Australia's natural environment is fundamental to the quality of life and wellbeing of Australians, as well as providing key inputs to the economy. Until recently there has been a tendency to take clean water, clean air and natural attractions such as the Great Barrier Reef for granted. However, increasing population and economic pressures have caused many people to be increasingly concerned about the state of both the Australian and wider global environment.

In this commentary, progress refers to a reduction in threats to the natural environment and improvements in the health of our ecosystems.

The headline dimensions that help Australians assess whether our environment has progressed include:

Our plants, animals and ecosystems bring important economic and social benefits and Australia's unique environmental assets are recognised globally. Native vegetation has cultural, aesthetic and recreational importance to many Australians. Most importantly, the ways in which organisms interact with each other and their environment are important to human survival: we rely on ecosystems that function properly for clean air and water and healthy soil.

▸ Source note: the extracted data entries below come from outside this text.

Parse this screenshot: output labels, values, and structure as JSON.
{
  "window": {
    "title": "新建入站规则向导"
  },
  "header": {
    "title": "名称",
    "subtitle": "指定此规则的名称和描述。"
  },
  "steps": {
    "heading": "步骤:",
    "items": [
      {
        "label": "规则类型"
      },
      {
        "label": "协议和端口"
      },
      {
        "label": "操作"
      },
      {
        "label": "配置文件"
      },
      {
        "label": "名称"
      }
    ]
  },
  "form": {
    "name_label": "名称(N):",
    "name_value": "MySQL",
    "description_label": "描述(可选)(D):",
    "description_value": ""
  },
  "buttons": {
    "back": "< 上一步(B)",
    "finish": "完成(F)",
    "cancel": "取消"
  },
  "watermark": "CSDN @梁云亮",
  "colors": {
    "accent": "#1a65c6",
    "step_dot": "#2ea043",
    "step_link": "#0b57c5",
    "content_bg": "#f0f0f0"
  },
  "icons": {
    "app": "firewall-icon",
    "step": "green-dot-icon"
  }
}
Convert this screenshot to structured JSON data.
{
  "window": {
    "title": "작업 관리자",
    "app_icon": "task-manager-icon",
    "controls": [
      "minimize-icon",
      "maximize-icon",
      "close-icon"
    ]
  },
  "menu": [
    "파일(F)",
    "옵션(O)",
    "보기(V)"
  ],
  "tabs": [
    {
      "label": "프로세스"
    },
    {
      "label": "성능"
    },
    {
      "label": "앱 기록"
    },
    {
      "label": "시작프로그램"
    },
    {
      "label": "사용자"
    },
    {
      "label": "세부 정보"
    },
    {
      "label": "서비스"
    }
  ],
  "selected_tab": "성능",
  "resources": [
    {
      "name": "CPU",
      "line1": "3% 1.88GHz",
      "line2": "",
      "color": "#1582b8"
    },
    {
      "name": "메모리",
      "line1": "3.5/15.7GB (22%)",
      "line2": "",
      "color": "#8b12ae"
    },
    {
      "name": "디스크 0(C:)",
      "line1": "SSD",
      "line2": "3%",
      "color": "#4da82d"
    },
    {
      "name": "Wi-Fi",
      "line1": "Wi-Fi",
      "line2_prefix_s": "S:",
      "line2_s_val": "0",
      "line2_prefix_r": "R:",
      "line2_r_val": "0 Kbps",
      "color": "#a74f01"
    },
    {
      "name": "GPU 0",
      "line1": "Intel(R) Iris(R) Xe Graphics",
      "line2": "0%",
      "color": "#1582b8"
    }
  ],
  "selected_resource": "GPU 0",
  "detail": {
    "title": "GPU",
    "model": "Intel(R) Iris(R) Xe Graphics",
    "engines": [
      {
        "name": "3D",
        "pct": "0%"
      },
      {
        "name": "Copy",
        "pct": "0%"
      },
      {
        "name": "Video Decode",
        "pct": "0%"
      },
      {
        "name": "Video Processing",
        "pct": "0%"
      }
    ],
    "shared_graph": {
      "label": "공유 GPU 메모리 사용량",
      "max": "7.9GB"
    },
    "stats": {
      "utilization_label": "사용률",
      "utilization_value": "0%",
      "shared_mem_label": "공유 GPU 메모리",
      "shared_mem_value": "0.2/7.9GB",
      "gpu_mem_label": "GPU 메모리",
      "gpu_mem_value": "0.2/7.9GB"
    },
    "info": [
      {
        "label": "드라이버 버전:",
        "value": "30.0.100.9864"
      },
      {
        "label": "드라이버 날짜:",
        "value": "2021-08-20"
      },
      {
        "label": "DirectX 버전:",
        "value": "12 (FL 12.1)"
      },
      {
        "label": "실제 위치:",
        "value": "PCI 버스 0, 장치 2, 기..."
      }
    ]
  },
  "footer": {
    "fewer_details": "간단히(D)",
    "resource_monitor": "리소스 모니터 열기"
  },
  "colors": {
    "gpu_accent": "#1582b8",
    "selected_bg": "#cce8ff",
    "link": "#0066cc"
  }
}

Soil resources are an important natural asset. Degraded soil affects agricultural productivity, wildlife habitat and water quality.

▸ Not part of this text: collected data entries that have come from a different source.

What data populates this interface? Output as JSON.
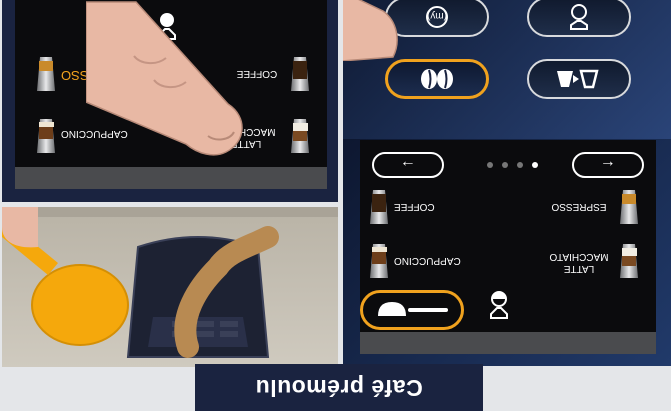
{
  "caption": "Café prémoulu",
  "colors": {
    "accent": "#f0a21e",
    "navy": "#1a2340",
    "screen": "#0b0b0d",
    "spoon": "#f5a80c"
  },
  "panel_a": {
    "products": [
      {
        "label": "LATTE\nMACCHIATO",
        "icon": "latte-cup-icon"
      },
      {
        "label": "CAPPUCCINO",
        "icon": "cappuccino-cup-icon"
      },
      {
        "label": "COFFEE",
        "icon": "coffee-cup-icon"
      },
      {
        "label": "ESPRESSO",
        "icon": "espresso-cup-icon"
      }
    ],
    "nav": {
      "prev": "←",
      "next": "→"
    }
  },
  "panel_b": {
    "buttons": [
      {
        "icon": "my-coffee-icon",
        "label": "(my)"
      },
      {
        "icon": "cup-dispense-icon",
        "label": ""
      },
      {
        "icon": "beans-icon",
        "label": ""
      },
      {
        "icon": "cup-transfer-icon",
        "label": ""
      }
    ]
  },
  "panel_c": {
    "icons": [
      "ground-coffee-spoon-icon",
      "coffee-chute-icon"
    ]
  },
  "panel_d": {
    "products": [
      {
        "label": "LATTE\nMACCHIATO",
        "icon": "latte-cup-icon"
      },
      {
        "label": "CAPPUCCINO",
        "icon": "cappuccino-cup-icon"
      },
      {
        "label": "ESPRESSO",
        "icon": "espresso-cup-icon"
      },
      {
        "label": "COFFEE",
        "icon": "coffee-cup-icon"
      }
    ],
    "nav": {
      "prev": "←",
      "next": "→"
    },
    "pager": {
      "active": 4,
      "count": 4
    }
  }
}
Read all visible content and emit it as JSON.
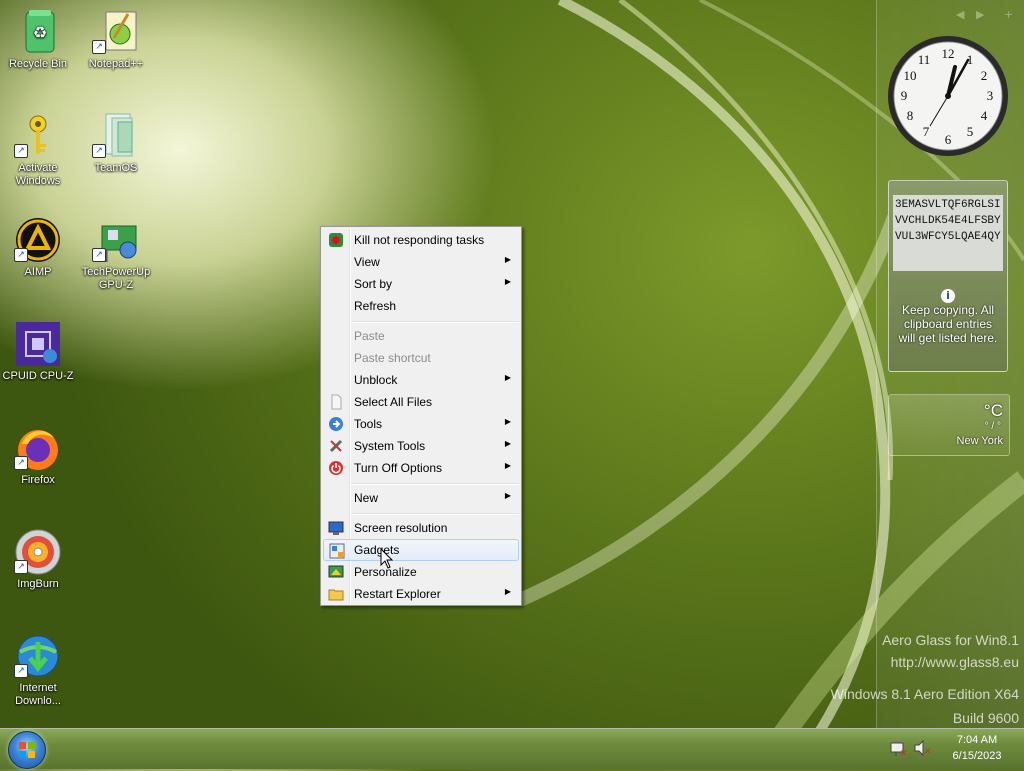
{
  "desktop": {
    "icons": [
      {
        "label": "Recycle Bin",
        "icon": "recycle-bin-icon"
      },
      {
        "label": "Notepad++",
        "icon": "notepad-plus-plus-icon"
      },
      {
        "label": "Activate Windows",
        "icon": "key-icon"
      },
      {
        "label": "TeamOS",
        "icon": "teamos-icon"
      },
      {
        "label": "AIMP",
        "icon": "aimp-icon"
      },
      {
        "label": "TechPowerUp GPU-Z",
        "icon": "gpu-z-icon"
      },
      {
        "label": "CPUID CPU-Z",
        "icon": "cpu-z-icon"
      },
      {
        "label": "Firefox",
        "icon": "firefox-icon"
      },
      {
        "label": "ImgBurn",
        "icon": "imgburn-icon"
      },
      {
        "label": "Internet Downlo...",
        "icon": "internet-download-manager-icon"
      }
    ]
  },
  "sidebar": {
    "controls": [
      "◀",
      "▶",
      "+"
    ],
    "clock": {
      "time": "7:04"
    },
    "clipboard": {
      "content": "3EMASVLTQF6RGLSIVVCHLDK54E4LFSBYVUL3WFCY5LQAE4QY",
      "info_icon": "i",
      "message": "Keep copying. All clipboard entries will get listed here."
    },
    "weather": {
      "unit": "°C",
      "range": "° / °",
      "city": "New York"
    }
  },
  "watermark": {
    "line1": "Aero Glass for Win8.1",
    "line2": "http://www.glass8.eu",
    "line3": "Windows 8.1 Aero Edition X64",
    "line4": "Build 9600"
  },
  "context_menu": {
    "items": [
      {
        "label": "Kill not responding tasks",
        "icon": "kill-task-icon",
        "submenu": false,
        "disabled": false
      },
      {
        "label": "View",
        "submenu": true,
        "disabled": false
      },
      {
        "label": "Sort by",
        "submenu": true,
        "disabled": false
      },
      {
        "label": "Refresh",
        "submenu": false,
        "disabled": false
      },
      {
        "label": "Paste",
        "submenu": false,
        "disabled": true
      },
      {
        "label": "Paste shortcut",
        "submenu": false,
        "disabled": true
      },
      {
        "label": "Unblock",
        "submenu": true,
        "disabled": false
      },
      {
        "label": "Select All Files",
        "icon": "file-icon",
        "submenu": false,
        "disabled": false
      },
      {
        "label": "Tools",
        "icon": "tools-arrow-icon",
        "submenu": true,
        "disabled": false
      },
      {
        "label": "System Tools",
        "icon": "wrench-icon",
        "submenu": true,
        "disabled": false
      },
      {
        "label": "Turn Off Options",
        "icon": "power-icon",
        "submenu": true,
        "disabled": false
      },
      {
        "label": "New",
        "submenu": true,
        "disabled": false
      },
      {
        "label": "Screen resolution",
        "icon": "monitor-icon",
        "submenu": false,
        "disabled": false
      },
      {
        "label": "Gadgets",
        "icon": "gadgets-icon",
        "submenu": false,
        "disabled": false,
        "hover": true
      },
      {
        "label": "Personalize",
        "icon": "personalize-icon",
        "submenu": false,
        "disabled": false
      },
      {
        "label": "Restart Explorer",
        "icon": "folder-icon",
        "submenu": true,
        "disabled": false
      }
    ],
    "submenu_glyph": "▶"
  },
  "taskbar": {
    "clock_time": "7:04 AM",
    "clock_date": "6/15/2023",
    "tray_icons": [
      "network-icon",
      "volume-muted-icon"
    ]
  },
  "colors": {
    "menu_bg": "#f0f0f0",
    "hover_border": "#aecff7",
    "disabled_text": "#8c8c8c"
  }
}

Water is fundamental to the survival of people and other organisms. Apart from drinking water, much of our economy (agriculture in particular) relies on water. The condition of freshwater ecosystems has a critical impact on the wider environment, especially for sustaining native wildlife and vegetation.

Our beaches, estuaries and wider marine ecosystems play an important role in Australian life. The oceans support a vast array of marine life and many of our marine ecosystems are globally important, such as the Great Barrier Reef which is the largest coral reef system in the world.

The atmosphere surrounding our planet plays a role in supporting life on earth: oxygen is required to sustain living animals; a layer of ozone shields us from harmful ultraviolet rays from the sun; and greenhouse gases, predominantly carbon dioxide, maintain the surface temperature of the earth at levels that can sustain life. Poor air quality has a range of negative impacts: it can cause health problems, damage infrastructure, reduce crop yields and harm plants and animals. Greenhouse gases and air pollution occur both naturally and as a result of human activities.

Waste is a by-product of many human activities. Many economic activities generate waste - solid, liquid and gaseous wastes are a by-product of many productive processes, and goods (or their packages) may be discarded by consumers. Waste can be expensive to deal with, can have a damaging impact on the environment, and can affect peoples health and wellbeing.

The presentation of these dimensions is largely consistent with other major environmental reports, most notably the State of the Environment report produced five yearly under the Environment Protection and Biodiversity Conservation Act, 1999 (EPBC Act).